Foreign Qualification

If you're considering expanding your business into another state other than the one it was formed in, the first thing you need to do is file your "Foreign Qualification".

What is Foreign Qualification?

Whether you want to hire an out-of-state employee, purchase property, or you're simply generating the majority of your revenue from beyond your company's current state borders you need to file your Foreign Qualification. Meaning, you need to register your LLC or corporation in whatever states you do business in.
If you're reluctant to subject yourself stacks of tedious paperwork then you're in the right place! Our knowledgeable team of "Foreign Qualification" experts are biting the bit to talk about this stuff with you and help you navigate the murky waters of expansion so don't hesitate to chat or call now and let us do what we do best: File Your Foreign Qualification.

Chat with one of our friendly (and actually human) experts and we'll help get you started!

Everything You Need To Know About Foreign Qualification

Unlike the exotic connotation the word “foreign” typically ignites, Foreign Qualification means you register for a Certificate of Authority in whatever state you are conducting business in. The process just includes filing forms and paying a few required fees so the state is aware an outside enterprise is operating within state lines.

Some of the common instances in which a business needs to register include:

  • If you’re buying property
  • If you’re hiring an out-of-state, remote employee
  • If the majority of revenue is generated beyond your state’s borders

There are numerous other examples of situations that require you to file for Foreign Qualification and so we’ve compiled an easy checklist below to go through and help you determine your next move as you expand.

  1. Do I have a physical presence in the state? (Brick and mortar retail store or lease an office)
  2. Did I apply for a business license in the state?
  3. Do I often conduct face-to-face meetings with clients in the state? (Does not include Skype or Virtual meetings)
  4. Does a heft stream of my company’s revenue come from the state?
  5. Am I paying state payroll taxes there?
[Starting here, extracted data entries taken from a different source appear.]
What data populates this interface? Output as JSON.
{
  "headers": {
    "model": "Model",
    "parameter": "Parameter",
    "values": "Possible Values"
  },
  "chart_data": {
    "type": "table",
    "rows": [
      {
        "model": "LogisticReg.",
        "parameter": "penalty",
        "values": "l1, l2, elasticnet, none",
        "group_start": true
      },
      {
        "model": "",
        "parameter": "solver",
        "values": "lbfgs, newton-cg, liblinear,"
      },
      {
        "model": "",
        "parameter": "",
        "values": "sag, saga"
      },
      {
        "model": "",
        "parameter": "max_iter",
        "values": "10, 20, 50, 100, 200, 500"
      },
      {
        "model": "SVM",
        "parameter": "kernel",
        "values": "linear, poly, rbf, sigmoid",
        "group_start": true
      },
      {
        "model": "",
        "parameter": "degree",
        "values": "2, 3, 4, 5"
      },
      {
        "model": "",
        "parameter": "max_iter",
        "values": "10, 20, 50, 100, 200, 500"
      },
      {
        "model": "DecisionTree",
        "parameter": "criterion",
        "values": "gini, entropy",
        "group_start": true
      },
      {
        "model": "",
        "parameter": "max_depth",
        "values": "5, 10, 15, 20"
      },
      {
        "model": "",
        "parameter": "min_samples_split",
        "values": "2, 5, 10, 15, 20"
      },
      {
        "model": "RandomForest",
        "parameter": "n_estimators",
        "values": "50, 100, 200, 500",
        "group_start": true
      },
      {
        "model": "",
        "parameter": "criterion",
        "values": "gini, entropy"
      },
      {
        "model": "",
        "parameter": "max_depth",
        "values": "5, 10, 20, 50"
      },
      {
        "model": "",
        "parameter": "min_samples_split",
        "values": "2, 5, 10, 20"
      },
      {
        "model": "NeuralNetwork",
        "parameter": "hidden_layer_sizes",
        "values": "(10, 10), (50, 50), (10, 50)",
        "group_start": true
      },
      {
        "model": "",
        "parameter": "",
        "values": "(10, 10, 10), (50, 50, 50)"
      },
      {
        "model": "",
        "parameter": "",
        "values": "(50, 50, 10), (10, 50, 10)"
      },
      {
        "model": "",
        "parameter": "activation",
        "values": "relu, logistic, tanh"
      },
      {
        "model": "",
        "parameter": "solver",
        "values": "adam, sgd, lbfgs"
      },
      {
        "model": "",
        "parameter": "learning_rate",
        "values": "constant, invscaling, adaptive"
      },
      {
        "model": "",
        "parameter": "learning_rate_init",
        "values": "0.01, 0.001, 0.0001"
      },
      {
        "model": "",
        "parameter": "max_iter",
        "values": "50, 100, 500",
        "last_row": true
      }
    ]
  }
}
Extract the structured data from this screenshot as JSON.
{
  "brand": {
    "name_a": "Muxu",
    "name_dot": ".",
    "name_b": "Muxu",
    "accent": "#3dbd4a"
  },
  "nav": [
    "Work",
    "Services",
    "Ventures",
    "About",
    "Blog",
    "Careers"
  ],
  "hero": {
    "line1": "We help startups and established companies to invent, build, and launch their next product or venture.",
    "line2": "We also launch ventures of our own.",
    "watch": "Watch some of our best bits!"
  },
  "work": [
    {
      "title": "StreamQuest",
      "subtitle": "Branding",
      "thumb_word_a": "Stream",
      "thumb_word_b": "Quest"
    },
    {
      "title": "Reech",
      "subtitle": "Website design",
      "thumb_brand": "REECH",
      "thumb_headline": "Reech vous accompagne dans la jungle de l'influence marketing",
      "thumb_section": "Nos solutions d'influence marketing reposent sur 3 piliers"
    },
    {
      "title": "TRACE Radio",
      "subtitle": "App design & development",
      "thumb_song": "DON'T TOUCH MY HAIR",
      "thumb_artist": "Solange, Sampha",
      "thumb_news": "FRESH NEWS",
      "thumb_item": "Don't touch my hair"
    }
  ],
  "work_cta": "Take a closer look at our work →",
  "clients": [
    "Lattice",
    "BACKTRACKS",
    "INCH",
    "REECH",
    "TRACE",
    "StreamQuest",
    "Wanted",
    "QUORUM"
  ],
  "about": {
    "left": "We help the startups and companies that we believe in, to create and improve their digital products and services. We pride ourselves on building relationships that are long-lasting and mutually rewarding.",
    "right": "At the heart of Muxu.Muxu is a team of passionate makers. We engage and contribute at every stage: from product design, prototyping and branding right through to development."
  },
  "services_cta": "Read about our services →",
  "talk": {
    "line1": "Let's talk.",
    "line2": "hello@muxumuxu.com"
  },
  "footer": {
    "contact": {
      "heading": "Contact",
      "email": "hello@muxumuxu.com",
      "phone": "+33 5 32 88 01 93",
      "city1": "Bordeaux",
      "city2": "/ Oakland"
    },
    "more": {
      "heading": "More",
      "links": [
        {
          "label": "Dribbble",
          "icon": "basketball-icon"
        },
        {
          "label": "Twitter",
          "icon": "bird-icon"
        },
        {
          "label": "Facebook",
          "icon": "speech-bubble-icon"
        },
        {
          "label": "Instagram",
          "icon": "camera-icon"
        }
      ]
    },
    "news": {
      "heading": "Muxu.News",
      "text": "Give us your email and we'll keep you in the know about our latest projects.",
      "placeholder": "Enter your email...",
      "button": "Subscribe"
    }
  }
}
Going through this simple checklist has helped thousands of our customers decide whether or not they need to move forward with registering in multiple states, especially for online E-commerce businesses who sell products all over the country. Below we’ve listed a checklist for the exact opposite instance.

When You Don't File For Foreign Qualification

Most of the time, those E-commerce companies we mentioned don’t need to be registered, however if you’re still up in the air trying to decide, take our advice and just do it.

When you fail to file it basically means you are conducting business illegally and subject to fees, audits and other unpleasant sanctions that you may as well avoid by just filing.

If you fail to file, you can also lose the right to bring a lawsuit to state court making you susceptible to being a victim in contract discrepancies or recover damages. You can always file and then pursue legal proceedings, but the time it takes to officially legitimize your business in the concerning state may give the plaintiff a leg up on the case.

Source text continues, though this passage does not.